The company did not remain confined to a point in time screening workflow. It expanded toward continuous monitoring and broader trust infrastructure. Today, Yardstik is a Human Trust Platform, combining identity fraud prevention, candidate screening, credential verification, and continuous monitoring across the worker lifecycle. Its product set now includes tools such as identity re-verification, license re-verification, continuous criminal checks, social media re-screening, MVR re-checks, and AI detection. That matters because trust is no longer something employers can establish once and assume forever. It has to be continuously measured and maintained.

Legacy screening providers were largely built for a world where the question was whether someone cleared a check at a single moment in time. But employers now operate in a more distributed, fluid, and digitally mediated workforce. They are managing employees, contractors, gig workers, and specialized labor pools across multiple systems and geographies. In that world, trust is not just a hiring issue.
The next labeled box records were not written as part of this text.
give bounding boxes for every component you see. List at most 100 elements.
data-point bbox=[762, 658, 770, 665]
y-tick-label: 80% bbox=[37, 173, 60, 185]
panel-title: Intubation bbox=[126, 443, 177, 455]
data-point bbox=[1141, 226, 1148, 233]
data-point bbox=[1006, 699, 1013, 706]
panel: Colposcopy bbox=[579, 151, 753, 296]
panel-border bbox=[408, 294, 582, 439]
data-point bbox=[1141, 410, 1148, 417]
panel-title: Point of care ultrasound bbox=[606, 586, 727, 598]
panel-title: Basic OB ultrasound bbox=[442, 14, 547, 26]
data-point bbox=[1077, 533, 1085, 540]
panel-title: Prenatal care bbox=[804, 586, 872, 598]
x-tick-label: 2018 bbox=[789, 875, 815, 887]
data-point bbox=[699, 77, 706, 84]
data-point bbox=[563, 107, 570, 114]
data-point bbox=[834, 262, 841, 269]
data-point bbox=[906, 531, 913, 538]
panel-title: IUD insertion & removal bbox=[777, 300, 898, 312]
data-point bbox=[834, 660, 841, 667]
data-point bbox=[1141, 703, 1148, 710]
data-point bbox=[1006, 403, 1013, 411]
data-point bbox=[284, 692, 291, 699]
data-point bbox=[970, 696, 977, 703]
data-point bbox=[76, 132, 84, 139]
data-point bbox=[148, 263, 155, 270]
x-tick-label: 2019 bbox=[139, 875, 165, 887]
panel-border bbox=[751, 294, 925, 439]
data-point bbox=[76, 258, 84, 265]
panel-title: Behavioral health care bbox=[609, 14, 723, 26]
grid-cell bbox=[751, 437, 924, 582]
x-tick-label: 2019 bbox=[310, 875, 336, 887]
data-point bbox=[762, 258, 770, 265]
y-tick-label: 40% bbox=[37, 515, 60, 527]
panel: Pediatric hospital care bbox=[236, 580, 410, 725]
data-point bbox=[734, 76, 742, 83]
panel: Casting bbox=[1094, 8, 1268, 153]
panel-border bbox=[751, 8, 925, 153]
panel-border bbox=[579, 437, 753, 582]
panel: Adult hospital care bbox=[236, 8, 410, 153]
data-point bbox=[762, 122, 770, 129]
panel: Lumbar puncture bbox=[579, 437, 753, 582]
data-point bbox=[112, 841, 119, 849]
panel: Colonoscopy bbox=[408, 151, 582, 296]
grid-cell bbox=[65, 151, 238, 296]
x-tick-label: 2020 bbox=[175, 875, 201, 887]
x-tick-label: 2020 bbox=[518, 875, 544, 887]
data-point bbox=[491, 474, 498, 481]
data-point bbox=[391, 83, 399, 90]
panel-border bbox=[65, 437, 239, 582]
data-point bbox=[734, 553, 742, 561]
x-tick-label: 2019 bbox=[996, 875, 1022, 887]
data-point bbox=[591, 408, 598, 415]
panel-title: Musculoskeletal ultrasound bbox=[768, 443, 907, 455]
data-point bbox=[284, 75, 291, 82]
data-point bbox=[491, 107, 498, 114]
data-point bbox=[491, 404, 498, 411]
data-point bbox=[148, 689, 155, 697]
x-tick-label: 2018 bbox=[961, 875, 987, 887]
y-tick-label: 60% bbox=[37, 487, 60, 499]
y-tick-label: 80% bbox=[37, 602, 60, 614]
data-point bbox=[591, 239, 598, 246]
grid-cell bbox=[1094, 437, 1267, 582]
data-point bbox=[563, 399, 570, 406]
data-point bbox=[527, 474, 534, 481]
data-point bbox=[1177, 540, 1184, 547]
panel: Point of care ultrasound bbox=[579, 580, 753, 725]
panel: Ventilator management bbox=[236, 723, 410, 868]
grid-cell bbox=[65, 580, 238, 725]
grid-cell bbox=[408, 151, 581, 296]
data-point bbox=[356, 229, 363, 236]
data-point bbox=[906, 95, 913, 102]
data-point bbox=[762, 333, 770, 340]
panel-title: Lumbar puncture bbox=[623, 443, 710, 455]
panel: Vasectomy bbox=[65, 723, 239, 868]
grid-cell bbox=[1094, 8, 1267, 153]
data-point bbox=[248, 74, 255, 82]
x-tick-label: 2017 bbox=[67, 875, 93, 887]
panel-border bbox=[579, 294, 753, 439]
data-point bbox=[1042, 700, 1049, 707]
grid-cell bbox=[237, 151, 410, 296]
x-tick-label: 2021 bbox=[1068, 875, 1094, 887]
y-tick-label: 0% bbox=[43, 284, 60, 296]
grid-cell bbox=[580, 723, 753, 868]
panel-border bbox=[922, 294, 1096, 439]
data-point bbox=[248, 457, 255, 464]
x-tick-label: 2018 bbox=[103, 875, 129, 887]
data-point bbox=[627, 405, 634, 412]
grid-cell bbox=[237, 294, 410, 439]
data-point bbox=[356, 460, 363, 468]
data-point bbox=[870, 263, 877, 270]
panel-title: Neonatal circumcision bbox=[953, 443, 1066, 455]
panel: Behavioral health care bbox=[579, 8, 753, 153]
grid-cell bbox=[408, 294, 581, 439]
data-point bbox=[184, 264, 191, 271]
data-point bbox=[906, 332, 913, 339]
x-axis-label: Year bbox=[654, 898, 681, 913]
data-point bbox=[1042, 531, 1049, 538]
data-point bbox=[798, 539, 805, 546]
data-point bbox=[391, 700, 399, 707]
It is a compliance issue, a safety issue, a brand issue, and an operating issue. When trust breaks, the cost extends far beyond the original screening event.

That is why the Catch Me If You Can reference feels so relevant. The lesson of that story was not just that one clever person could deceive a system. It was that systems built on outdated assumptions remain vulnerable far too long. The answer is not more manual review layered onto old workflows. It is better tooling, better signal, and better infrastructure designed for a world where deception is supercharged and dynamic.

That is the backdrop against which we view Yardstik today.

We continue to believe the company is building in the right category, against the right problem, with the right product trajectory. What started as a better approach to background checks is becoming something much more important: trust infrastructure for the modern workforce. That is what makes Yardstik so compelling. The problem has gotten harder. The need has become more urgent. And the company has continued to evolve in a way that matches the moment.